The Good, the Bad and the Ugly in Cybersecurity – Week 44
The benefits of the DDW (Deep Dark Web) are beginning to shine through. Whether it is a site like SecureDrop (aka DeadDrop) that allows people to anonymously share information with journalists or someone in Iran sharing on Tor’s own website how grateful they are to be able to get news “from the West” with less fear of being persecuted, these rays of light from the DDW are always welcome. So it was great to see that this week, BBC News decided to host news web servers on the DDW. These are only accessible via Tor so that a user can’t accidentally visit a site without the anonymization protection. Even better, the BBC are hosting translated, regionally-targeted sites in Arabic, Persian, Vietnamese and Russian languages to help people in those censored regions access unfiltered content from the West.
Although authorities at the Kudankulam Nuclear Power Plant (KKNPP) in India denied reports on Monday that the power plant had been compromised by malware, there is little doubt amongst the security community that bridging an air gap is entirely feasible. Myriad ways and means have been developed that allow jumping air gaps via thumb drives, compromised laptops, or standing up stealthy ad-hoc sneaky wireless networks. See AirHopper, COTTONMOUTH, or USBee as examples.
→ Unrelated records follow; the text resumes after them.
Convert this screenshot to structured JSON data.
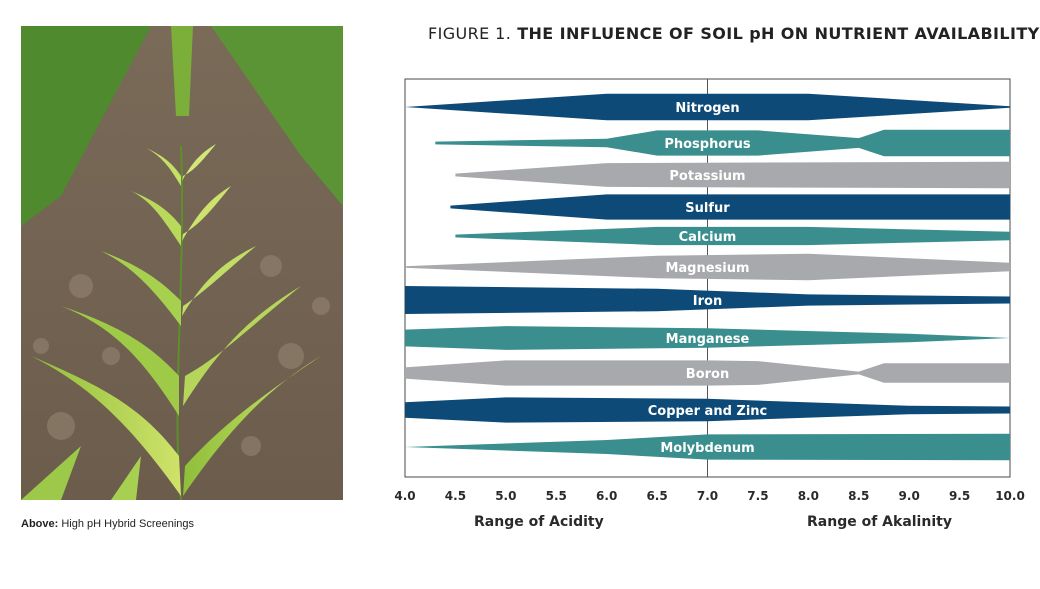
{
  "caption": {
    "bold": "Above:",
    "text": " High pH Hybrid Screenings"
  },
  "figure": {
    "title_prefix": "FIGURE 1.",
    "title_main": " THE INFLUENCE OF SOIL pH ON NUTRIENT AVAILABILITY"
  },
  "colors": {
    "navy": "#0e4a77",
    "teal": "#3a8f8e",
    "gray": "#a7a9ac"
  },
  "chart_data": {
    "type": "area",
    "title": "FIGURE 1. THE INFLUENCE OF SOIL pH ON NUTRIENT AVAILABILITY",
    "xlabel_left": "Range of Acidity",
    "xlabel_right": "Range of Akalinity",
    "xlim": [
      4.0,
      10.0
    ],
    "x_ticks": [
      "4.0",
      "4.5",
      "5.0",
      "5.5",
      "6.0",
      "6.5",
      "7.0",
      "7.5",
      "8.0",
      "8.5",
      "9.0",
      "9.5",
      "10.0"
    ],
    "grid": "vertical line at 7.0",
    "value_meaning": "relative availability (band thickness, 0-1)",
    "series": [
      {
        "name": "Nitrogen",
        "color": "navy",
        "points": [
          [
            4.0,
            0.0
          ],
          [
            6.0,
            0.95
          ],
          [
            8.0,
            0.95
          ],
          [
            10.0,
            0.05
          ]
        ]
      },
      {
        "name": "Phosphorus",
        "color": "teal",
        "points": [
          [
            4.3,
            0.1
          ],
          [
            6.0,
            0.3
          ],
          [
            6.5,
            0.9
          ],
          [
            7.5,
            0.9
          ],
          [
            8.5,
            0.35
          ],
          [
            8.75,
            0.95
          ],
          [
            10.0,
            0.95
          ]
        ]
      },
      {
        "name": "Potassium",
        "color": "gray",
        "points": [
          [
            4.5,
            0.1
          ],
          [
            6.0,
            0.85
          ],
          [
            10.0,
            0.95
          ]
        ]
      },
      {
        "name": "Sulfur",
        "color": "navy",
        "points": [
          [
            4.45,
            0.1
          ],
          [
            6.0,
            0.9
          ],
          [
            10.0,
            0.9
          ]
        ]
      },
      {
        "name": "Calcium",
        "color": "teal",
        "points": [
          [
            4.5,
            0.1
          ],
          [
            6.5,
            0.65
          ],
          [
            8.0,
            0.65
          ],
          [
            10.0,
            0.3
          ]
        ]
      },
      {
        "name": "Magnesium",
        "color": "gray",
        "points": [
          [
            4.0,
            0.05
          ],
          [
            6.5,
            0.8
          ],
          [
            8.0,
            0.95
          ],
          [
            10.0,
            0.3
          ]
        ]
      },
      {
        "name": "Iron",
        "color": "navy",
        "points": [
          [
            4.0,
            1.0
          ],
          [
            6.5,
            0.8
          ],
          [
            8.0,
            0.4
          ],
          [
            10.0,
            0.25
          ]
        ]
      },
      {
        "name": "Manganese",
        "color": "teal",
        "points": [
          [
            4.0,
            0.6
          ],
          [
            5.0,
            0.85
          ],
          [
            7.0,
            0.7
          ],
          [
            9.0,
            0.3
          ],
          [
            10.0,
            0.0
          ]
        ]
      },
      {
        "name": "Boron",
        "color": "gray",
        "points": [
          [
            4.0,
            0.4
          ],
          [
            5.0,
            0.9
          ],
          [
            7.0,
            0.9
          ],
          [
            7.5,
            0.85
          ],
          [
            8.5,
            0.1
          ],
          [
            8.75,
            0.7
          ],
          [
            10.0,
            0.7
          ]
        ]
      },
      {
        "name": "Copper and Zinc",
        "color": "navy",
        "points": [
          [
            4.0,
            0.55
          ],
          [
            5.0,
            0.9
          ],
          [
            7.0,
            0.8
          ],
          [
            9.0,
            0.3
          ],
          [
            10.0,
            0.25
          ]
        ]
      },
      {
        "name": "Molybdenum",
        "color": "teal",
        "points": [
          [
            4.0,
            0.0
          ],
          [
            6.0,
            0.5
          ],
          [
            7.0,
            0.9
          ],
          [
            10.0,
            0.95
          ]
        ]
      }
    ]
  }
}
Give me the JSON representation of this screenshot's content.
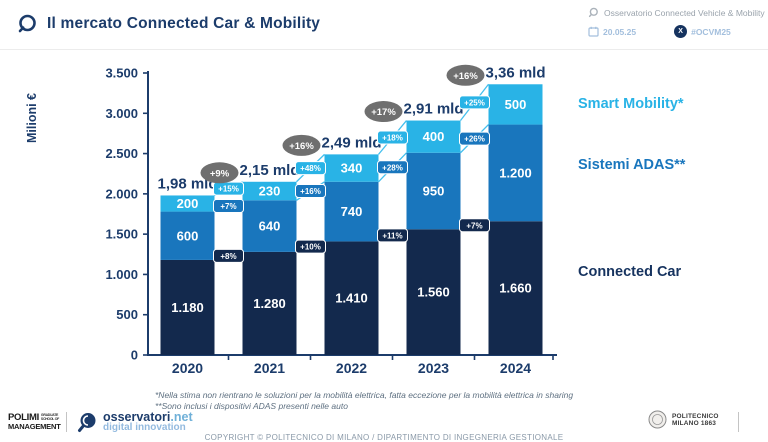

Citizens in India are demanding an explanation, but instead were treated to bland denial by the KKNPP.
“…the plant and other Indian nuclear power plants control systems stand alone and are not connected to outside cyber network and Internet. Hence, any cyberattack on Nuclear Power Plant Control System [is] not possible. Moreover, all the systems had been loaded with home-grown firewalls to check the hackers’ attempts, if any.”
I don’t know about you, but “air-gapped” and “home-grown firewalls” rarely belong in the same description of mission-critical infrastructure.
On Wednesday, plant authorities confirmed the compromise, while still asserting that mission critical networks were not compromised. This author has learned from decades supporting critical operational environments in the context of military operations that the phrase “isolated” often does not actually infer an air-gap, but rather some combination of a set of firewalls, data guards, and/or data diodes that logically separate, rather than physically separate, networks. A physically isolated mission critical network would indeed be the norm for an operational Nuclear facility. So then, what about these “home-grown firewalls” mentioned earlier in the week?
Image Credit: indiawaterportal.org/The Kudankulam Nuclear Power Plant (KKNPP)/Wikimedia Commons
Ransomware victims are paying upwards of over $1m USD, and the trend is just getting worse. In a twist, some of the campaigns have been first targeting the company’s insurance documentation prior to holding their data for ransom. Patrick Cannon, head of enterprise risk claims at Tokio Marine Kiln Group Ltd, said he had heard of one incident where:
“…the insured said they couldn’t afford the ransom, so the attacker produced a copy of the insurance policy and said that, actually, their cyber insurance would cover it”
A report by Beazley shows a 37% rise in ransomware this quarter compared to last, and significant focus on IT Organizations and MSSP’s being hit. This uptick could be related to the recent re-emergence of Emotet-driven campaigns, or it could also be the result of last spring’s Fin 9 and related MSSP-targeted campaigns by Gift-Carding operations having been discovered and “burned”: why not make additional profit on your way out of the MSSPs by targeting both the MSSP and their customers with ransomware? It seems that, for the unprotected at least, the dilemma posed by ransomware is not going away any time soon!